Created for Miami Advertising Agency Crispin Porter and Bogusky by The Barbarian Group in April 2004, the Subservient Chicken is a viral marketing success story. The campaign is a micro site that features a person in a chicken costume with a command field where users can type a range of commands and the “chicken” will then perform the action requested using pre-recorded footage and appearing like an interactive webcam. There were over a hundred commands the chicken will respond to although when asked to perform anything offensive the chicken walks up to the camera and shakes a finger in disappointment. If a competitor is mentioned such as McDonald’s or Taco Bell the chicken approaches the camera and places his finger down his throat whereas “Burger King” elicits a more positive response. The objective was to reinforce the message “Get chicken just the way you like it” in a fun and engaging manner.
Within one week of being seeded into several chat rooms, the micro site received 20million hits. Users were amused by the absurdity of a chicken in garters following orders, impressed by the technology and intrigued to find out who was behind this strange Web phenomenon? Many were surprised to see it was Burger King.
For full results: http://www.adweek.com/aw/national/article_display.jsp?vnu_content_id=1000828049
Created for Careerbuilder.com by Cramer-Krasselt in late January 2006, Monk-e-mail allows consumers to choose and accessorize one of three monkeys; type in, record a message by phone for the monkey to lip-sync, or select a pre-recorded message, and then send it to friends and co-workers . The objective was to extend CareerBuilder’s 'Working with Monkeys' TV campaign to the internet. To seed, one email was sent to all CareerBuilder.com employees (approx 1500) and to all agency employees (approx 300). There was no marketing budget to promote this campaign.
As of March 21, 2006, Monk-e-mail has received 7+ million unique visitors, 14+ million Monk-e-mails have been sent and opened. The campaign was also picked up in many different press mediums: blogs, newspapers, TV shows, message boards, etc. To date, Google returns over 84,600 results for Monk-e-Mail 7 weeks after launch.
For full results: http://www.marketingsherpa.com/vas2006/9.html
Created for Sony by Zipatoni in November, 2006 a micro site was created to appear as a genuine fan site featuring a video of “Cousin Pete” who performed a rap about how wanting a PSP for Christmas.

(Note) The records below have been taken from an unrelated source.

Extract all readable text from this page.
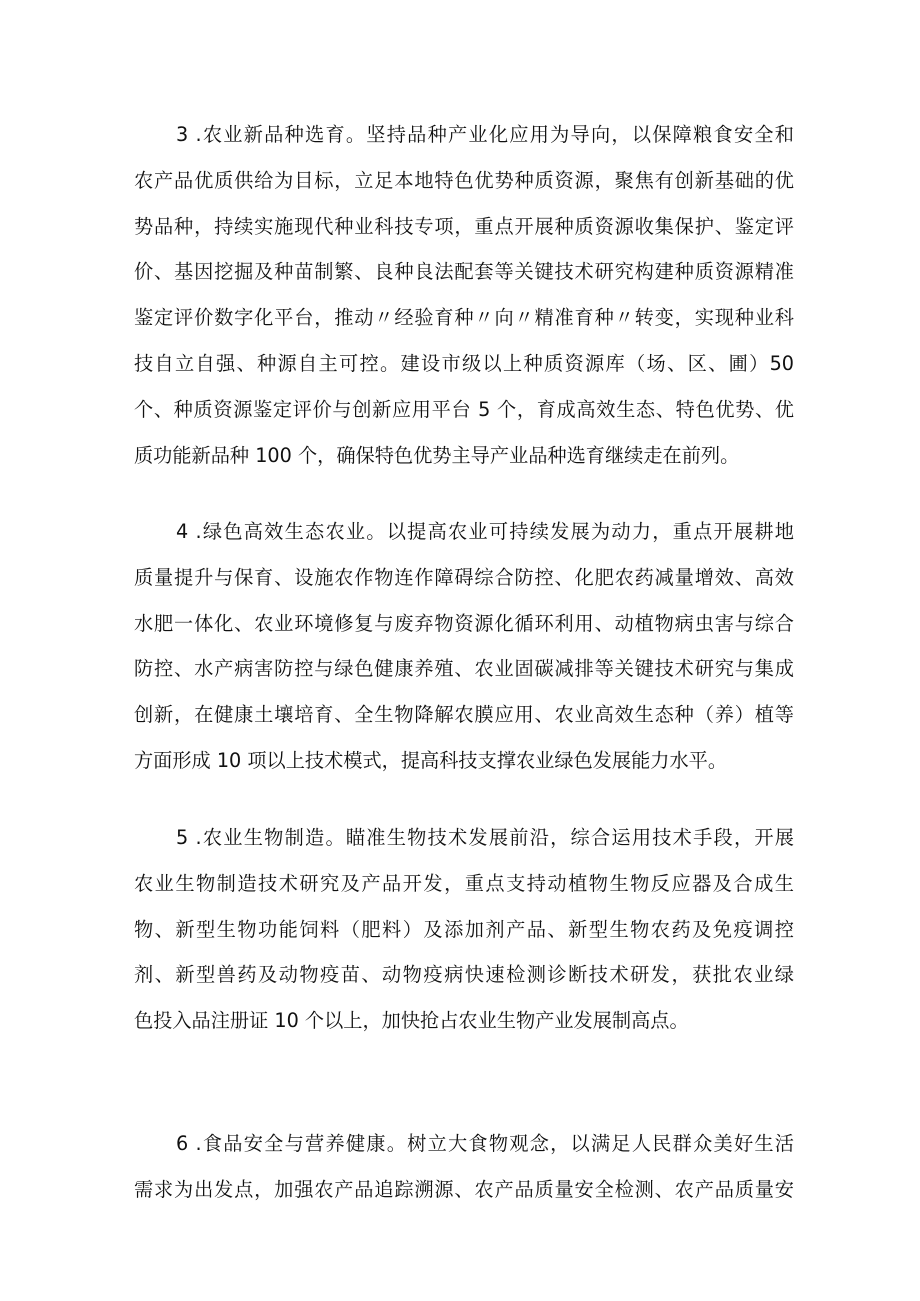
3 .农业新品种选育。坚持品种产业化应用为导向，以保障粮食安全和
农产品优质供给为目标，立足本地特色优势种质资源，聚焦有创新基础的优
势品种，持续实施现代种业科技专项，重点开展种质资源收集保护、鉴定评
价、基因挖掘及种苗制繁、良种良法配套等关键技术研究构建种质资源精准
鉴定评价数字化平台，推动〃经验育种〃向〃精准育种〃转变，实现种业科
技自立自强、种源自主可控。建设市级以上种质资源库（场、区、圃）50
个、种质资源鉴定评价与创新应用平台 5 个，育成高效生态、特色优势、优
质功能新品种 100 个，确保特色优势主导产业品种选育继续走在前列。
4 .绿色高效生态农业。以提高农业可持续发展为动力，重点开展耕地
质量提升与保育、设施农作物连作障碍综合防控、化肥农药减量增效、高效
水肥一体化、农业环境修复与废弃物资源化循环利用、动植物病虫害与综合
防控、水产病害防控与绿色健康养殖、农业固碳减排等关键技术研究与集成
创新，在健康土壤培育、全生物降解农膜应用、农业高效生态种（养）植等
方面形成 10 项以上技术模式，提高科技支撑农业绿色发展能力水平。
5 .农业生物制造。瞄准生物技术发展前沿，综合运用技术手段，开展
农业生物制造技术研究及产品开发，重点支持动植物生物反应器及合成生
物、新型生物功能饲料（肥料）及添加剂产品、新型生物农药及免疫调控
剂、新型兽药及动物疫苗、动物疫病快速检测诊断技术研发，获批农业绿
色投入品注册证 10 个以上，加快抢占农业生物产业发展制高点。
6 .食品安全与营养健康。树立大食物观念，以满足人民群众美好生活
需求为出发点，加强农产品追踪溯源、农产品质量安全检测、农产品质量安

When visitors grew suspicious they contacted the site administrator who responded "We don't work for Sony. And for all you dissin' my skillz I'm down for a one on one rap off or settling it street stylez if you feel me playa." which raised further suspicion and prompted a WhoIs lookup unmasking Sony Computer Entertainment US. To add insult to injury, the news spread in a viral fashion of the embarrassing campaign across the web via blogs and gamers which were Sony’s target market. http://www.ukresistance.co.uk/sonylieblog/default.aspx.htm
For more: http://www.videogamesblogger.com/2006/12/12/sony-pays-pr-firm-to-lie-about-wanting-a-psp-for-christmas-terrible-rapsong-video-included.htm
Barry Scott Blog
Created for Cillit Bang by Cohn & Wolfe in late 2005, a blog was created to appear written by Cillit Bang talking head, Barry Scott. Hoping to cash in on the ironic/ cult appeal of Barry the blog could have been a success had it been allowed to seed naturally, which normally takes about 3 months “Barry” was leaving comments on other blogs throughout the blogosphere. Had the comments been relevant it probably would have worked. Sadly, ‘Barry’ crossed the line. When someone blogged about being reunited with their father after 10 years, Barry’s made-up past suddenly included a similar chapter and this made up character was offering advice; ‘I was apprehensive but I kept telling myself that no matter how estranged we’d become there was no river to wide to cross. Drop me a line if I can be of any more help. Cheers, Barry’.
Cohn & Wolf denied any involvement which made the situation all the more embarrassing after ‘Barry’s’ comment was traced to the same IP address as the firms.